The SPLINE method fits a cubic spline curve to the input values. A cubic spline is a segmented function consisting of third-degree (cubic) polynomial functions joined together so that the whole curve and its first and second derivatives are continuous.
For point-in-time input data, the spline curve is constrained to pass through the given data points. For interval total or average data, the definite integrals of the spline over the input intervals are constrained to equal the given interval totals.

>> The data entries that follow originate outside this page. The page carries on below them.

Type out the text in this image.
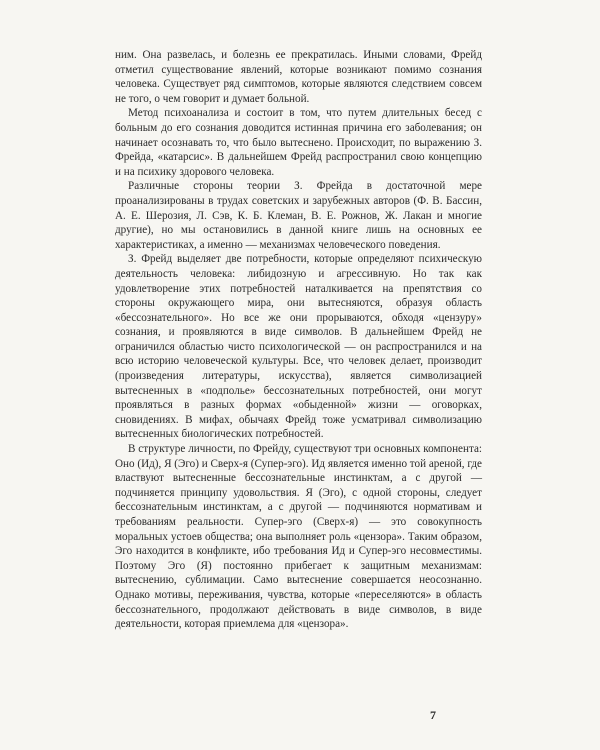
ним. Она развелась, и болезнь ее прекратилась. Иными словами, Фрейд отметил существование явлений, которые возникают помимо сознания человека. Существует ряд симптомов, которые являются следствием совсем не того, о чем говорит и думает больной.

Метод психоанализа и состоит в том, что путем длительных бесед с больным до его сознания доводится истинная причина его заболевания; он начинает осознавать то, что было вытеснено. Происходит, по выражению З. Фрейда, «катарсис». В дальнейшем Фрейд распространил свою концепцию и на психику здорового человека.

Различные стороны теории З. Фрейда в достаточной мере проанализированы в трудах советских и зарубежных авторов (Ф. В. Бассин, А. Е. Шерозия, Л. Сэв, К. Б. Клеман, В. Е. Рожнов, Ж. Лакан и многие другие), но мы остановились в данной книге лишь на основных ее характеристиках, а именно — механизмах человеческого поведения.

З. Фрейд выделяет две потребности, которые определяют психическую деятельность человека: либидозную и агрессивную. Но так как удовлетворение этих потребностей наталкивается на препятствия со стороны окружающего мира, они вытесняются, образуя область «бессознательного». Но все же они прорываются, обходя «цензуру» сознания, и проявляются в виде символов. В дальнейшем Фрейд не ограничился областью чисто психологической — он распространился и на всю историю человеческой культуры. Все, что человек делает, производит (произведения литературы, искусства), является символизацией вытесненных в «подполье» бессознательных потребностей, они могут проявляться в разных формах «обыденной» жизни — оговорках, сновидениях. В мифах, обычаях Фрейд тоже усматривал символизацию вытесненных биологических потребностей.

В структуре личности, по Фрейду, существуют три основных компонента: Оно (Ид), Я (Эго) и Сверх-я (Супер-эго). Ид является именно той ареной, где властвуют вытесненные бессознательные инстинктам, а с другой — подчиняется принципу удовольствия. Я (Эго), с одной стороны, следует бессознательным инстинктам, а с другой — подчиняются нормативам и требованиям реальности. Супер-эго (Сверх-я) — это совокупность моральных устоев общества; она выполняет роль «цензора». Таким образом, Эго находится в конфликте, ибо требования Ид и Супер-эго несовместимы. Поэтому Эго (Я) постоянно прибегает к защитным механизмам: вытеснению, сублимации. Само вытеснение совершается неосознанно. Однако мотивы, переживания, чувства, которые «переселяются» в область бессознательного, продолжают действовать в виде символов, в виде деятельности, которая приемлема для «цензора».

7
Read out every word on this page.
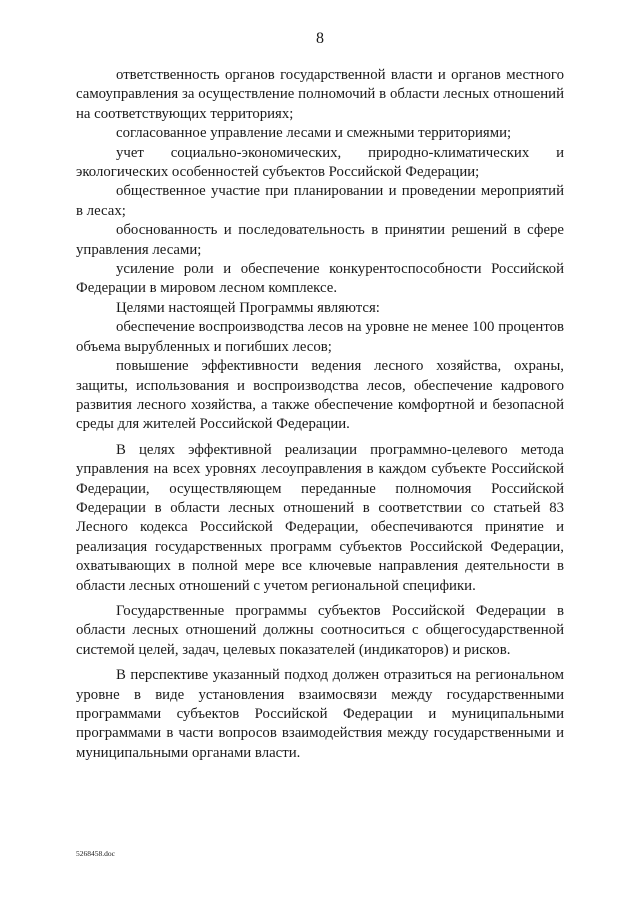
8

ответственность органов государственной власти и органов местного самоуправления за осуществление полномочий в области лесных отношений на соответствующих территориях;

согласованное управление лесами и смежными территориями;

учет социально-экономических, природно-климатических и экологических особенностей субъектов Российской Федерации;

общественное участие при планировании и проведении мероприятий в лесах;

обоснованность и последовательность в принятии решений в сфере управления лесами;

усиление роли и обеспечение конкурентоспособности Российской Федерации в мировом лесном комплексе.

Целями настоящей Программы являются:

обеспечение воспроизводства лесов на уровне не менее 100 процентов объема вырубленных и погибших лесов;

повышение эффективности ведения лесного хозяйства, охраны, защиты, использования и воспроизводства лесов, обеспечение кадрового развития лесного хозяйства, а также обеспечение комфортной и безопасной среды для жителей Российской Федерации.

В целях эффективной реализации программно-целевого метода управления на всех уровнях лесоуправления в каждом субъекте Российской Федерации, осуществляющем переданные полномочия Российской Федерации в области лесных отношений в соответствии со статьей 83 Лесного кодекса Российской Федерации, обеспечиваются принятие и реализация государственных программ субъектов Российской Федерации, охватывающих в полной мере все ключевые направления деятельности в области лесных отношений с учетом региональной специфики.

Государственные программы субъектов Российской Федерации в области лесных отношений должны соотноситься с общегосударственной системой целей, задач, целевых показателей (индикаторов) и рисков.

В перспективе указанный подход должен отразиться на региональном уровне в виде установления взаимосвязи между государственными программами субъектов Российской Федерации и муниципальными программами в части вопросов взаимодействия между государственными и муниципальными органами власти.

5268458.doc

For boundary constraints, the not-a-knot condition is used by default. This means that the first two spline pieces are constrained to be part of the same cubic curve, as are the last two pieces. Thus the spline used by PROC EXPAND by default is not the same as the commonly used natural spline, which uses zero second-derivative endpoint constraints. While DeBoor (1981) recommends the not-a-knot constraint for cubic spline interpolation, using this constraint can sometimes produce anomalous results at the ends of the interpolated series. PROC EXPAND provides options to specify other endpoint constraints for spline curves.
To specify endpoint constraints, use the following form of the METHOD= option.
The JOIN method fits a continuous curve to the data by connecting successive straight line segments. For point-in-time data, the JOIN method connects successive nonmissing input values with straight lines. For interval total or average data, interval midpoints are used as the break points, and ordinates are chosen so that the integrals of the piecewise linear curve agree with the input totals.
For point-in-time output series, the JOIN function is evaluated at the appropriate points. For interval total or average output series, the JOIN function is integrated over the output intervals.
The STEP method fits a discontinuous piecewise constant curve. For point-in-time input data, the resulting step function is equal to the most recent input value. For interval total or average data, the step function is equal to the average value for the interval.
For point-in-time output series, the step function is evaluated at the appropriate points. For interval total or average output series, the step function is integrated over the output intervals.
The AGGREGATE method performs simple aggregation of time series without interpolation of missing values.
If the input data are totals or averages, the results are the sums or averages, respectively, of the input values for observations corresponding to the output observations. That is, if either TOTAL or AVERAGE is specified for the OBSERVED= option, the METHOD=AGGREGATE result is the sum or mean of the input values corresponding to the output observation. For example, suppose METHOD=AGGREGATE, FROM=MONTH, and TO=YEAR are specified. For OBSERVED=TOTAL series, the result for each output year is the sum of the input values over the months of that year. If any input value is missing, the corresponding sum or mean is also a missing value.
If the input data are point-in-time values, the result value of each output observation equals the input value for a selected input observation determined by the OBSERVED= attribute. For example, suppose METHOD=AGGREGATE, FROM=MONTH, and TO=YEAR are specified. For OBSERVED=BEGINNING series, January observations are selected as the annual values. For OBSERVED=MIDDLE series, July observations are selected as the annual values. For OBSERVED=END series, December observations are selected as the annual values. If the selected value is missing, the output annual value is missing.
The AGGREGATE method can be used only when the FROM= intervals are nested within the TO= intervals. For example, you can use METHOD=AGGREGATE when FROM=MONTH and TO=QTR because months are nested within quarters. You cannot use METHOD=AGGREGATE when FROM=WEEK and TO=QTR because weeks are not nested within quarters.
In addition, the AGGREGATE method cannot convert between point-in-time data and interval total or average data. Conversions between TOTAL and AVERAGE data are allowed, but conversions between BEGINNING, MIDDLE, and END are not.
Missing input values produce missing result values for METHOD=AGGREGATE. However, gaps in the sequence of input observations are not allowed. For example, if FROM=MONTH, you may have a missing value for a variable in an observation for a given February. But if an observation for January is followed by an observation for March, there is a gap in the data, and METHOD=AGGREGATE cannot be used.
When the AGGREGATE method is used, there is no interpolating curve, and therefore the EXTRAPOLATE option is not allowed.
Alternate methods for aggregating or accumulating time series data are supported by the TIMESERIES procedure. See Chapter 33: The TIMESERIES Procedure, for more information.
The option METHOD=NONE specifies that no interpolation be performed. This option is normally used in conjunction with the TRANSFORMIN= or TRANSFORMOUT= option.
When METHOD=NONE is specified, there is no difference between the TRANSFORMIN= and TRANSFORMOUT= options; if both are specified, the TRANSFORMIN= operations are performed first, followed by the TRANSFORMOUT= operations. TRANSFORM= can be used as an abbreviation for TRANSFORMIN=. METHOD=NONE cannot be used when frequency conversion is specified.